Lawmakers want DoD’s data on transgender ban decision

The policy released last month effectively bars transgender people from joining the military and puts transgender troops currently serving in jeopardy of losing...

Lawmakers are demanding answers on how the Defense Department came to the newest iteration of its policy on transgender people in the military.

The policy released last month effectively bars transgender people from joining the military and puts transgender troops currently serving in jeopardy of losing their jobs.

Four of the top Democratic lawmakers in the House and Senate Armed Services Committee are skeptical of the Pentagon’s findings, especially after the issue was studied by the RAND Corporation and the New England Journal of Medicine. DoD also had plans and policies in place for a year and a half before the ban was announced.

Rep. Adam Smith (D-Wash.) and Sen. Jack Reed (D-R.I.) respectively the House and Senate Armed Services Committee ranking members, as well as Sen. Kirsten Gillibrand (D-N.Y.) and Rep. Jackie Speier (D-Calif.), the House and Senate Armed Services Subcommittee on Personnel ranking members signed a letter April 11 asking DoD to show its work.

The letter to Defense Secretary Jim Mattis states “you created a panel of experts of senior uniformed and civilian Defense Department leaders and charged them to provide their best military advice without regard to any external factors. Although you state that the panel received input from civilian medical professionals, the recommendations appear to us to be inconsistent with what we have heard from the civilian medical community.”

The letter asks the Pentagon who was on the panel of experts, who they consulted with and if they consulted with the American Psychiatric Association, the American Psychological Association or the American Medical Association.

The letter also asks what risks arose since transgender people were allowed to serve openly in the military back in 2016 and how transgender people might affect readiness. The letter requests all specific medical and scientific data supporting the conclusions.

Both Army and Air Force Chiefs of Staff Gens. Mark Milley and David Goldfein said the vice chiefs of staff of each service were on the panel of experts. Milley said during an April 12 Senate Armed Services Committee hearing that the panel was led by the DoD Personnel and Readiness Office.

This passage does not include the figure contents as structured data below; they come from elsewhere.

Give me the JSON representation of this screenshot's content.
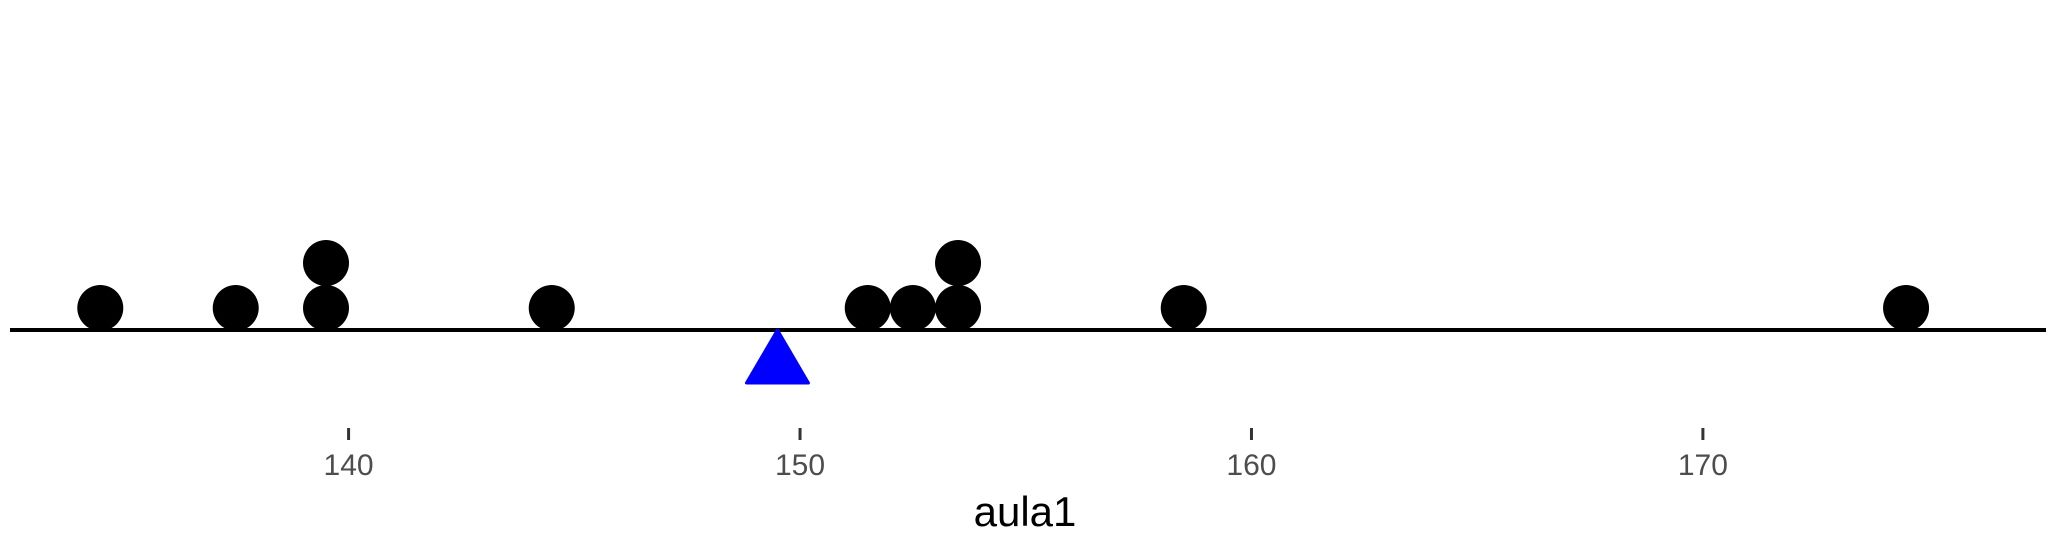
{
  "chart_data": {
    "type": "scatter",
    "subtype": "dot-plot",
    "xlabel": "aula1",
    "x_ticks": [
      140,
      150,
      160,
      170
    ],
    "xlim": [
      132.5,
      177.6
    ],
    "grid": false,
    "points": [
      {
        "x": 134.5,
        "stack": 0
      },
      {
        "x": 137.5,
        "stack": 0
      },
      {
        "x": 139.5,
        "stack": 0
      },
      {
        "x": 139.5,
        "stack": 1
      },
      {
        "x": 144.5,
        "stack": 0
      },
      {
        "x": 151.5,
        "stack": 0
      },
      {
        "x": 152.5,
        "stack": 0
      },
      {
        "x": 153.5,
        "stack": 0
      },
      {
        "x": 153.5,
        "stack": 1
      },
      {
        "x": 158.5,
        "stack": 0
      },
      {
        "x": 174.5,
        "stack": 0
      }
    ],
    "point_color": "#000000",
    "mean_marker": {
      "x": 149.5,
      "shape": "triangle",
      "color": "#0000ff"
    }
  }
}
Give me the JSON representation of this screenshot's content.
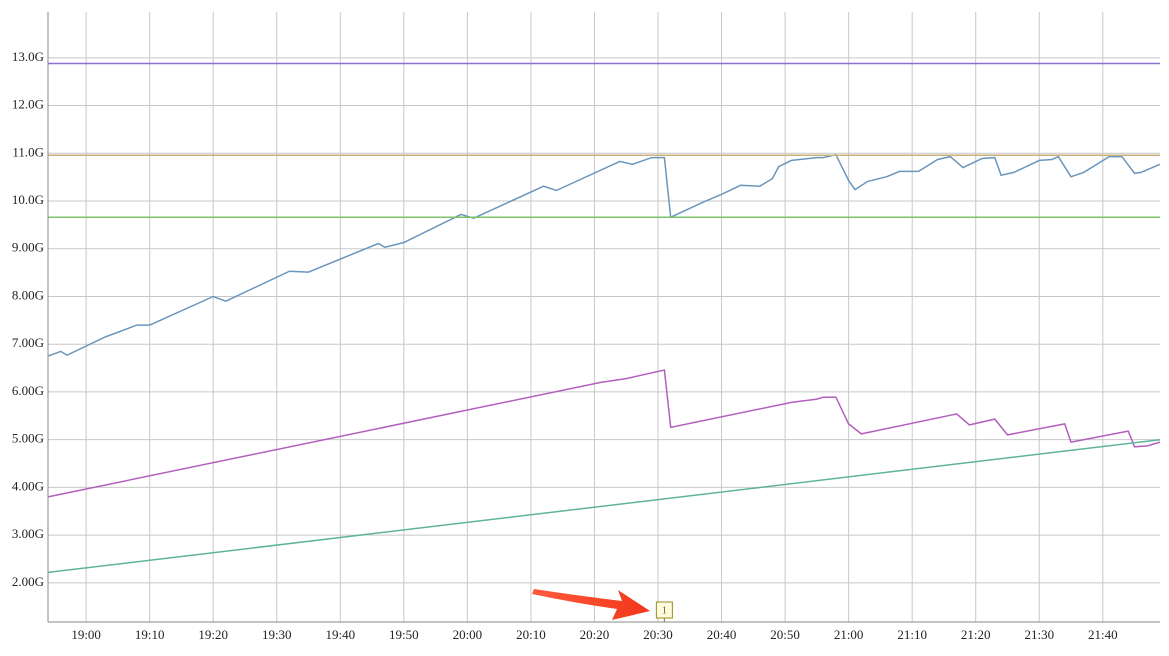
{
  "chart_data": {
    "type": "line",
    "xlim": [
      "18:54",
      "21:49"
    ],
    "xticks": [
      "19:00",
      "19:10",
      "19:20",
      "19:30",
      "19:40",
      "19:50",
      "20:00",
      "20:10",
      "20:20",
      "20:30",
      "20:40",
      "20:50",
      "21:00",
      "21:10",
      "21:20",
      "21:30",
      "21:40"
    ],
    "ylim": [
      1.18,
      13.96
    ],
    "yticks": [
      {
        "value": 2,
        "label": "2.00G"
      },
      {
        "value": 3,
        "label": "3.00G"
      },
      {
        "value": 4,
        "label": "4.00G"
      },
      {
        "value": 5,
        "label": "5.00G"
      },
      {
        "value": 6,
        "label": "6.00G"
      },
      {
        "value": 7,
        "label": "7.00G"
      },
      {
        "value": 8,
        "label": "8.00G"
      },
      {
        "value": 9,
        "label": "9.00G"
      },
      {
        "value": 10,
        "label": "10.0G"
      },
      {
        "value": 11,
        "label": "11.0G"
      },
      {
        "value": 12,
        "label": "12.0G"
      },
      {
        "value": 13,
        "label": "13.0G"
      }
    ],
    "grid": true,
    "series": [
      {
        "color": "#6a96bd",
        "x": [
          "18:54",
          "18:56",
          "18:57",
          "19:03",
          "19:08",
          "19:10",
          "19:20",
          "19:22",
          "19:32",
          "19:35",
          "19:46",
          "19:47",
          "19:50",
          "19:59",
          "20:01",
          "20:12",
          "20:14",
          "20:23",
          "20:24",
          "20:26",
          "20:29",
          "20:31",
          "20:32",
          "20:37",
          "20:40",
          "20:43",
          "20:46",
          "20:48",
          "20:49",
          "20:51",
          "20:55",
          "20:56",
          "20:58",
          "21:00",
          "21:01",
          "21:03",
          "21:06",
          "21:08",
          "21:11",
          "21:14",
          "21:16",
          "21:18",
          "21:21",
          "21:23",
          "21:24",
          "21:26",
          "21:30",
          "21:32",
          "21:33",
          "21:35",
          "21:37",
          "21:41",
          "21:43",
          "21:45",
          "21:46",
          "21:49"
        ],
        "values": [
          6.75,
          6.85,
          6.77,
          7.15,
          7.4,
          7.4,
          8.0,
          7.9,
          8.53,
          8.51,
          9.11,
          9.03,
          9.13,
          9.72,
          9.64,
          10.31,
          10.22,
          10.77,
          10.83,
          10.77,
          10.91,
          10.91,
          9.66,
          9.97,
          10.14,
          10.33,
          10.31,
          10.47,
          10.72,
          10.85,
          10.91,
          10.91,
          10.97,
          10.43,
          10.24,
          10.41,
          10.51,
          10.62,
          10.62,
          10.87,
          10.93,
          10.7,
          10.89,
          10.91,
          10.54,
          10.6,
          10.85,
          10.87,
          10.93,
          10.51,
          10.6,
          10.93,
          10.93,
          10.58,
          10.6,
          10.77
        ]
      },
      {
        "color": "#b35fbd",
        "x": [
          "18:54",
          "20:21",
          "20:25",
          "20:31",
          "20:32",
          "20:51",
          "20:55",
          "20:56",
          "20:58",
          "21:00",
          "21:02",
          "21:17",
          "21:19",
          "21:23",
          "21:25",
          "21:34",
          "21:35",
          "21:44",
          "21:45",
          "21:47",
          "21:49"
        ],
        "values": [
          3.8,
          6.2,
          6.28,
          6.46,
          5.26,
          5.78,
          5.85,
          5.89,
          5.89,
          5.33,
          5.12,
          5.54,
          5.31,
          5.43,
          5.1,
          5.33,
          4.95,
          5.18,
          4.85,
          4.87,
          4.95
        ]
      },
      {
        "color": "#5eb596",
        "x": [
          "18:54",
          "21:49"
        ],
        "values": [
          2.22,
          5.0
        ]
      },
      {
        "color": "#8a6fce",
        "x": [
          "18:54",
          "21:49"
        ],
        "values": [
          12.88,
          12.88
        ]
      },
      {
        "color": "#c8b27a",
        "x": [
          "18:54",
          "21:49"
        ],
        "values": [
          10.96,
          10.96
        ]
      },
      {
        "color": "#7cc36a",
        "x": [
          "18:54",
          "21:49"
        ],
        "values": [
          9.66,
          9.66
        ]
      }
    ],
    "annotation": {
      "text": "1",
      "x": "20:31"
    }
  }
}
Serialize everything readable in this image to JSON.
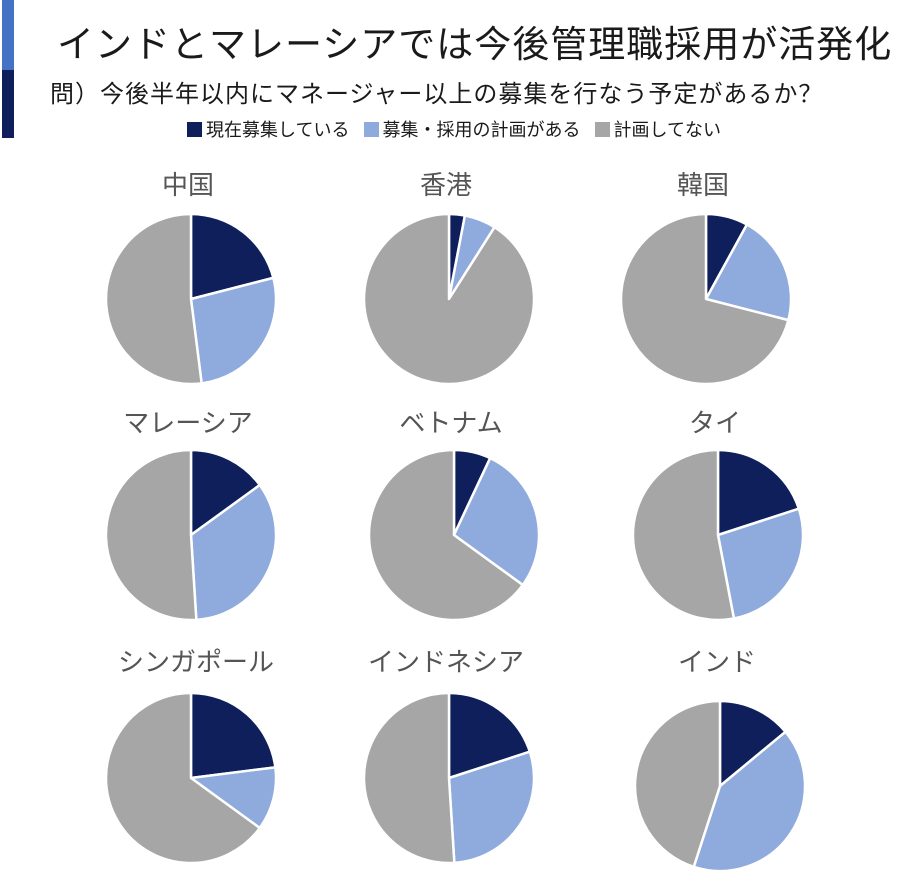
{
  "title": "インドとマレーシアでは今後管理職採用が活発化",
  "subtitle": "問）今後半年以内にマネージャー以上の募集を行なう予定があるか？",
  "colors": {
    "accent_top": "#4472c4",
    "accent_bottom": "#0e1f5b",
    "series": [
      "#0e1f5b",
      "#8faadc",
      "#a6a6a6"
    ]
  },
  "legend": [
    {
      "label": "現在募集している",
      "color": "#0e1f5b"
    },
    {
      "label": "募集・採用の計画がある",
      "color": "#8faadc"
    },
    {
      "label": "計画してない",
      "color": "#a6a6a6"
    }
  ],
  "chart_data": [
    {
      "type": "pie",
      "title": "中国",
      "labels": [
        "現在募集している",
        "募集・採用の計画がある",
        "計画してない"
      ],
      "values": [
        21,
        27,
        52
      ]
    },
    {
      "type": "pie",
      "title": "香港",
      "labels": [
        "現在募集している",
        "募集・採用の計画がある",
        "計画してない"
      ],
      "values": [
        3,
        6,
        91
      ]
    },
    {
      "type": "pie",
      "title": "韓国",
      "labels": [
        "現在募集している",
        "募集・採用の計画がある",
        "計画してない"
      ],
      "values": [
        8,
        21,
        71
      ]
    },
    {
      "type": "pie",
      "title": "マレーシア",
      "labels": [
        "現在募集している",
        "募集・採用の計画がある",
        "計画してない"
      ],
      "values": [
        15,
        34,
        51
      ]
    },
    {
      "type": "pie",
      "title": "ベトナム",
      "labels": [
        "現在募集している",
        "募集・採用の計画がある",
        "計画してない"
      ],
      "values": [
        7,
        28,
        65
      ]
    },
    {
      "type": "pie",
      "title": "タイ",
      "labels": [
        "現在募集している",
        "募集・採用の計画がある",
        "計画してない"
      ],
      "values": [
        20,
        27,
        53
      ]
    },
    {
      "type": "pie",
      "title": "シンガポール",
      "labels": [
        "現在募集している",
        "募集・採用の計画がある",
        "計画してない"
      ],
      "values": [
        23,
        12,
        65
      ]
    },
    {
      "type": "pie",
      "title": "インドネシア",
      "labels": [
        "現在募集している",
        "募集・採用の計画がある",
        "計画してない"
      ],
      "values": [
        20,
        29,
        51
      ]
    },
    {
      "type": "pie",
      "title": "インド",
      "labels": [
        "現在募集している",
        "募集・採用の計画がある",
        "計画してない"
      ],
      "values": [
        14,
        41,
        45
      ]
    }
  ]
}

When Mattis released his recommendation to the president he dismissed the RAND study which stated the cost of keeping transgender individuals and new recruits in the military is estimated to cost between $2.4 million and $8.4 million annually and that they were able to serve effectively in the military.

Mattis stated the study contained “significant shortcomings” and relied on heavily caveated data to support its conclusions, glossed over the impacts of healthcare costs, readiness and unit cohesion.

The defense secretary did not mention the New England Journal of Medicine study, which came to largely the same conclusions.

The RAND Corporation came out with a statement standing by its study and the conclusions it found.

The American Psychiatric Association, the American Psychological Association and the American Medical Association all sent letters to Mattis stating in their medical opinions transgender people are able to serve competently in the military and supported the RAND study.

“We believe there is no medically valid reason—including a diagnosis of gender dysphoria—to exclude transgender individuals from military service. Transgender individuals have served, and continue to serve, our country with honor, and we believe they should be allowed to continue doing so,” the American Medical Association letter stated.

Chairman of the Joint Chiefs of Staff Gen. Joseph Dunford, Commandant of the Coast Guard Adm. Paul Zukfunt and Navy Secretary Richard Spencer all said they didn’t see an issue with transgender people serving as long as they can perform their duties.

Milley echoed those opinions during the April 12 hearing.

“We have an Army that is standards-based. It has always been standards-based, it will remain standards-based for medical, physical, psychological, conduct, et cetera. Those soldiers or those applicants, people who want to assess into the Army that meet those standards, and they are rigorous standards, if you meet those standards then you are on the team. If you don’t meet the standards for whatever reason then you won’t be on the team, it’s that simple,” Milley said.

Both Milley and Army Secretary Mark Esper said they have not heard of any issues or complaints about transgender people in the military since they have been allowed to serve openly.

Due to four court cases and a court injunction on the policy, the military is currently acting under the policy allowing transgender people to serve openly and allowing transgender people to join the military.